Auch wenn der Patient es so möchte: Ärzte müssen Behandlungen, die gegen medizinische Standards verstoßen, ablehnen, so das OLG Hamm. Ein Zahnarzt kam der Bitte seines Patienten nach und muss dafür ordentlich zahlen.
Verlangt ein Patient eine Behandlung, die gegen einen medizinischen Standard verstößt, muss ein Arzt diese ablehnen. Auch eine eingehende ärztliche Aufklärung über die möglichen Behandlungsfolgen legitimiert kein behandlungsfehlerhaftes Vorgehen, entschied das Oberlandesgericht (OLG) Hamm in einem jetzt bekannt gewordenen Urteil (v. 26.04.2016, Az. 26 U 116/14).
Die heute fünfzigjährige klagende Frau aus Herne ließ sich von Ende des Jahres 2008 bis Anfang des Jahres 2010 vom beklagten Zahnarzt behandeln. Sie war mit einer durch einen anderen Zahnarzt eingegliederten Krone im Seitenzahnbereich unzufrieden und äußerte den Wunsch nach einer Sanierung ihrer Frontzähne. Der neu gewählte Zahnarzt stellte in ihrer Funktion gestörte Kiefergelenke, eine sogenannte CMD (craniomandibuläre Dysfunktion), fest.

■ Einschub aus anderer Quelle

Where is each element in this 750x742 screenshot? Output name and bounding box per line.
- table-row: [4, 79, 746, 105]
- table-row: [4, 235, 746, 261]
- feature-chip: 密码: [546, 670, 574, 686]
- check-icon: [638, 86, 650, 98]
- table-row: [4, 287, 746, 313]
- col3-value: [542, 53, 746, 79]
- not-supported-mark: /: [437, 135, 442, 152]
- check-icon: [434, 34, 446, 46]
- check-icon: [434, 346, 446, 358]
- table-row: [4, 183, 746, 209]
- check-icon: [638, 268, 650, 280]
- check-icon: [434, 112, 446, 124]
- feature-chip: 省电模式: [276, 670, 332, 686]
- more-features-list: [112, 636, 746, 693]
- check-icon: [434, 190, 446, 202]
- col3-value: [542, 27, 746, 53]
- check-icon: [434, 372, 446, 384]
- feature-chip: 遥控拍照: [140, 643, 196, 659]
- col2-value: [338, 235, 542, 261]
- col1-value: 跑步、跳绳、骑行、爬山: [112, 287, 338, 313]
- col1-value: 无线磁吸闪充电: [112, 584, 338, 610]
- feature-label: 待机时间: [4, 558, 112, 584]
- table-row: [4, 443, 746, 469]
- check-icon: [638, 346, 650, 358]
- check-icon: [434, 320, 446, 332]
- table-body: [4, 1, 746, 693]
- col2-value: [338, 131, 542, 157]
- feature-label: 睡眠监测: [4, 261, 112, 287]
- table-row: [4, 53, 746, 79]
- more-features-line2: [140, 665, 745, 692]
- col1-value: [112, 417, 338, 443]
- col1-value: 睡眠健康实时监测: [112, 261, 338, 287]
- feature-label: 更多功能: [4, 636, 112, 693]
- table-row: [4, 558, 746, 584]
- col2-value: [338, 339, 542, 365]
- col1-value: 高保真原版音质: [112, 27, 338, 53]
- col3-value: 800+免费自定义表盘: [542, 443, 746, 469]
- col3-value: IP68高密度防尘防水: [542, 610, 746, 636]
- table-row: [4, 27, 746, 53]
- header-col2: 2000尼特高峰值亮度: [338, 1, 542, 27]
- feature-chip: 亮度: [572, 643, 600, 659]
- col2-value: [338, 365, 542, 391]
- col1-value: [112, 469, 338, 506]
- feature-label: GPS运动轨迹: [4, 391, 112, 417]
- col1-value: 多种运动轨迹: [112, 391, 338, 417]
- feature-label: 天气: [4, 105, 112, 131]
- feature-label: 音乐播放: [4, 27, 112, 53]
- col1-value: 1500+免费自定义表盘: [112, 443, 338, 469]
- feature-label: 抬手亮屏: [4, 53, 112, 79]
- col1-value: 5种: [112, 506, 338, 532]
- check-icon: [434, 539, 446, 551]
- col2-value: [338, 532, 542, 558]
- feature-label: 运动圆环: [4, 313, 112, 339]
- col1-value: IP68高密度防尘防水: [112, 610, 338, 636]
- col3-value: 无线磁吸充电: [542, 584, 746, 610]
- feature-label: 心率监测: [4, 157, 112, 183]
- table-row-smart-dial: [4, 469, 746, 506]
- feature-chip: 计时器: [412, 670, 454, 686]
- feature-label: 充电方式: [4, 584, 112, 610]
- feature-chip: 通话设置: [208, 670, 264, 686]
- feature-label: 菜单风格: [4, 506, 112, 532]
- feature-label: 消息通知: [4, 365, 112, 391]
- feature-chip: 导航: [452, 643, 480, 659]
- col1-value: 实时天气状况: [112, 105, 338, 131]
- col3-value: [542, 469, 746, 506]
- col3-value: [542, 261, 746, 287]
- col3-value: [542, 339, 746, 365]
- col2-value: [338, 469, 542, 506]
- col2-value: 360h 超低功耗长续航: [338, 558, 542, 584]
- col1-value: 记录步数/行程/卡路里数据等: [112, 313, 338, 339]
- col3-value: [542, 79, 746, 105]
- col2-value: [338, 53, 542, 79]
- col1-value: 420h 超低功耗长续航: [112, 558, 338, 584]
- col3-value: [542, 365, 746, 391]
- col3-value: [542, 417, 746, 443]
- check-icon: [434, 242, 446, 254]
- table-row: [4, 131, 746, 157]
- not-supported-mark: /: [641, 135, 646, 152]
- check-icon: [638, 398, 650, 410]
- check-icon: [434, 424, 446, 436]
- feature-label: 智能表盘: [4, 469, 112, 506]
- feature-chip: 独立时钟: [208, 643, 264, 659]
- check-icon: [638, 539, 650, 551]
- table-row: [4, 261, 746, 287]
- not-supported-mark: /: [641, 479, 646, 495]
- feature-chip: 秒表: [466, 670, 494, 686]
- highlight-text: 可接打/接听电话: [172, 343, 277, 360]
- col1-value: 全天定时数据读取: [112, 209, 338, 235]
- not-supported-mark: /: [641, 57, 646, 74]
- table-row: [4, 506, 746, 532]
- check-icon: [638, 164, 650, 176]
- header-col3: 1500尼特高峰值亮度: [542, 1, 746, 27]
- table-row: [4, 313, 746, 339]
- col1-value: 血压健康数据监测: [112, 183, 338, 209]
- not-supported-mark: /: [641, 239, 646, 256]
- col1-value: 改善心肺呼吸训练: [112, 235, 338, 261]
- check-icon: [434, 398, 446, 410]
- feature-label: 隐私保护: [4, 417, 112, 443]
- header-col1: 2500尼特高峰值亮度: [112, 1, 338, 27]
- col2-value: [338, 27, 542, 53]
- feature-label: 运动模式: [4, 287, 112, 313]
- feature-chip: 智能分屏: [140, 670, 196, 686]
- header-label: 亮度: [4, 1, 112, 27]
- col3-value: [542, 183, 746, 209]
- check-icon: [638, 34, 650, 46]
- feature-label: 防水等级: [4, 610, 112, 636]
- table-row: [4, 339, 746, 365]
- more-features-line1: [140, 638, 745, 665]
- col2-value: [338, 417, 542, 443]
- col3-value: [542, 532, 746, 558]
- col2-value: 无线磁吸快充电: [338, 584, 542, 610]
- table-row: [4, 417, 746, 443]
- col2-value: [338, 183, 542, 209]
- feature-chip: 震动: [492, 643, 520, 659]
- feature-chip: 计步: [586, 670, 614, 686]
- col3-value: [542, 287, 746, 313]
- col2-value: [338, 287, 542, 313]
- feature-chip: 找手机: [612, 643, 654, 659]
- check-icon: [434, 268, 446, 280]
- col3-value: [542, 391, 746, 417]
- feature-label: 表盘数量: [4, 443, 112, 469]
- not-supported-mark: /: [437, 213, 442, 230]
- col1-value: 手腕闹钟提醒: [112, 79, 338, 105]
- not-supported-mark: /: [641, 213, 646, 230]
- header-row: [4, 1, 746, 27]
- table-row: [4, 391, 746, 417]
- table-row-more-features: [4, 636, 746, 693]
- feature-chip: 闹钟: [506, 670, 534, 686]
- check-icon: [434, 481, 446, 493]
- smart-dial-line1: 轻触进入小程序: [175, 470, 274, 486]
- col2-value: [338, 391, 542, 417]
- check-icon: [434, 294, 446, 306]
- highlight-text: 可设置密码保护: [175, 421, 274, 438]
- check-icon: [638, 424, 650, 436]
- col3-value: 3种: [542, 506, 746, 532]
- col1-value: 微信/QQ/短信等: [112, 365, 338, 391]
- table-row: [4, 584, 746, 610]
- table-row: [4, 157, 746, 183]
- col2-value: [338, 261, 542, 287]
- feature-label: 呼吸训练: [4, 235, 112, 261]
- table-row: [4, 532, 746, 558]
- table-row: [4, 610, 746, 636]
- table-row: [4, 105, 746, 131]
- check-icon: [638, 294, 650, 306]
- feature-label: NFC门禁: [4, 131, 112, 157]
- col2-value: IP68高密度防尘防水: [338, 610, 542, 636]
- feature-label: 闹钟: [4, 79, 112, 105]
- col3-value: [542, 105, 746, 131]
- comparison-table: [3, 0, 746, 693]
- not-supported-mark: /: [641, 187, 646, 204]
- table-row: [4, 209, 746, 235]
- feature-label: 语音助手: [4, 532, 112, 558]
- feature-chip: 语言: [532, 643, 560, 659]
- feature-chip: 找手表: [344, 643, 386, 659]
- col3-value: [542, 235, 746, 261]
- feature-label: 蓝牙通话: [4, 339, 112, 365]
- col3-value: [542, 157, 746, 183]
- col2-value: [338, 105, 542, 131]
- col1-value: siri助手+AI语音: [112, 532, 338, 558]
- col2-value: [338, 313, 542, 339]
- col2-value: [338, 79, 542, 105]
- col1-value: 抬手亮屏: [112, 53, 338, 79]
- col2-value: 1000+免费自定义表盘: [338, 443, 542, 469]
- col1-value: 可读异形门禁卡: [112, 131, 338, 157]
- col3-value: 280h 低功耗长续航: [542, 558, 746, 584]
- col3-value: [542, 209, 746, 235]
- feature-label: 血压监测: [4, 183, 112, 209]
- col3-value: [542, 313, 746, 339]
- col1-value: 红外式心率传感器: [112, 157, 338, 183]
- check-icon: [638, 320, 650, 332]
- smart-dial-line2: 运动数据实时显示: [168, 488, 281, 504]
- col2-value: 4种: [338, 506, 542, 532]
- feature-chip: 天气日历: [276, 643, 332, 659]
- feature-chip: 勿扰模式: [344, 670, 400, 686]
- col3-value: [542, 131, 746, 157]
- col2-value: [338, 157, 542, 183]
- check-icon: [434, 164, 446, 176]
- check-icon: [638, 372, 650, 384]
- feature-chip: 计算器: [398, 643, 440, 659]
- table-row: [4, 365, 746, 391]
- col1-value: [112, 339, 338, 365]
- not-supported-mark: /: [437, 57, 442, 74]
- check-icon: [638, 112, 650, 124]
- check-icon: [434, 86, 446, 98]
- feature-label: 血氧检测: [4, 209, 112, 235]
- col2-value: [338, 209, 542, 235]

Diese habe er nach eigenen Angaben zunächst mit einer Aufbissschiene therapieren, sodann die Seitenzähne stabilisieren und erst dann mit der Sanierung der Frontzähne beginnen wollen. Auf Wunsch der Klägerin habe er dann jedoch vorzeitig mit der Frontzahnsanierung begonnen.

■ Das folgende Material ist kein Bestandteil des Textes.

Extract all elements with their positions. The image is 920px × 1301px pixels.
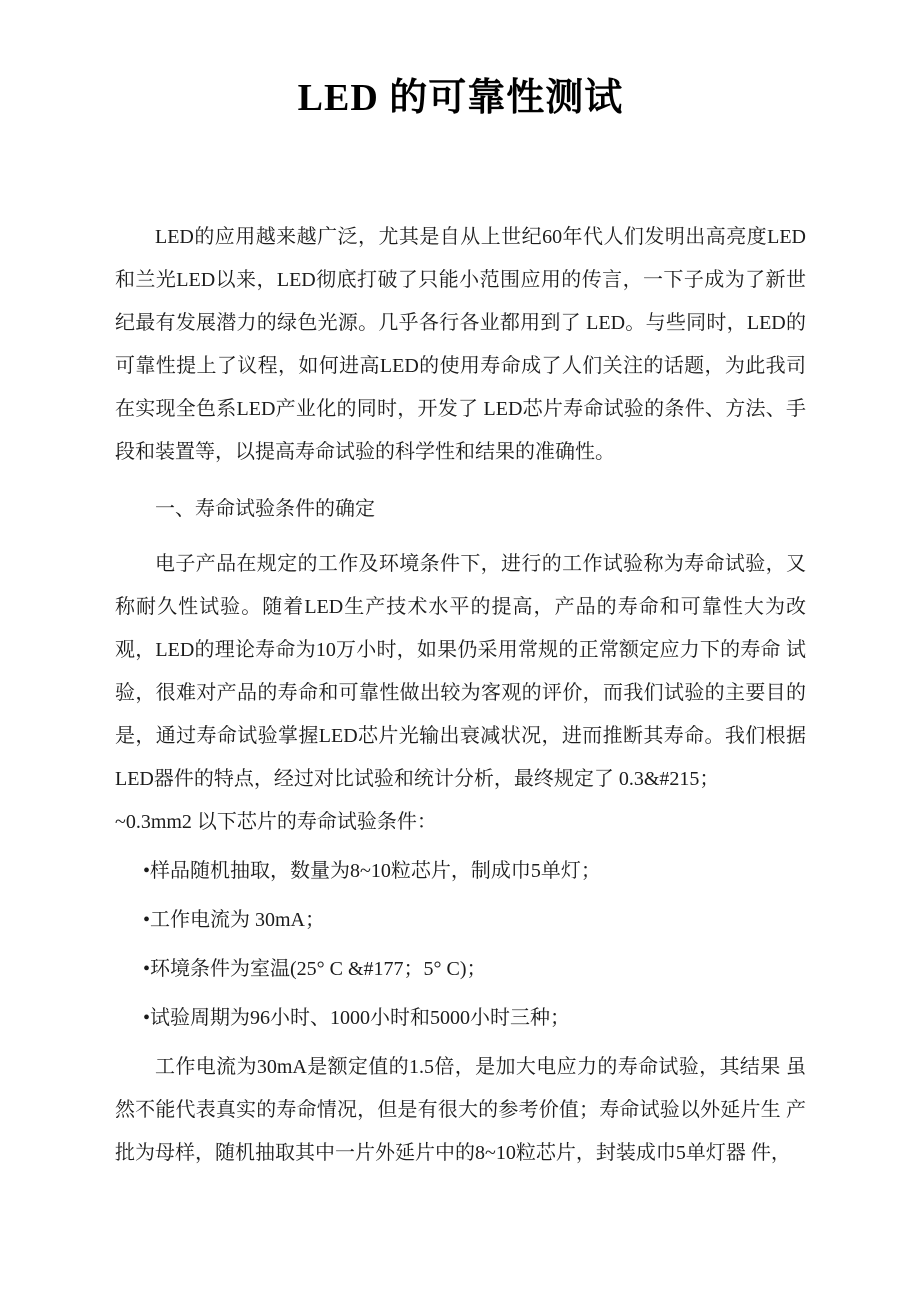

Infolgedessen kam es bei der Patientin zu einer zu niedrigen Bisshöhe und einer Kompression der Kiefergelenke. Wegen der nach ihrer Auffassung fehlerhaften zahnärztlichen Behandlung hat die Frau Schadensersatz verlangt, unter anderem 25.000 Euro Schmerzensgeld, etwa 17.300 Euro Haushaltsführungsschaden sowie die Rückzahlung des an den Zahnarzt geleisteten Honorars von rund 3.750 Euro.
Auch Belehrung über Risiken exkulpiert nicht
Das Landgericht (LG) Bochum hatte der Klage dem Grunde nach stattgegeben, die Ersatzpflicht des Zahnarztes für weitere Schäden festgestellt und ihn zur Rückzahlung des Honorars verurteilt. Die Ermittlung der konkreten Schadenshöhe hat das LG dem - noch durchzuführenden - Betragsverfahren vorbehalten.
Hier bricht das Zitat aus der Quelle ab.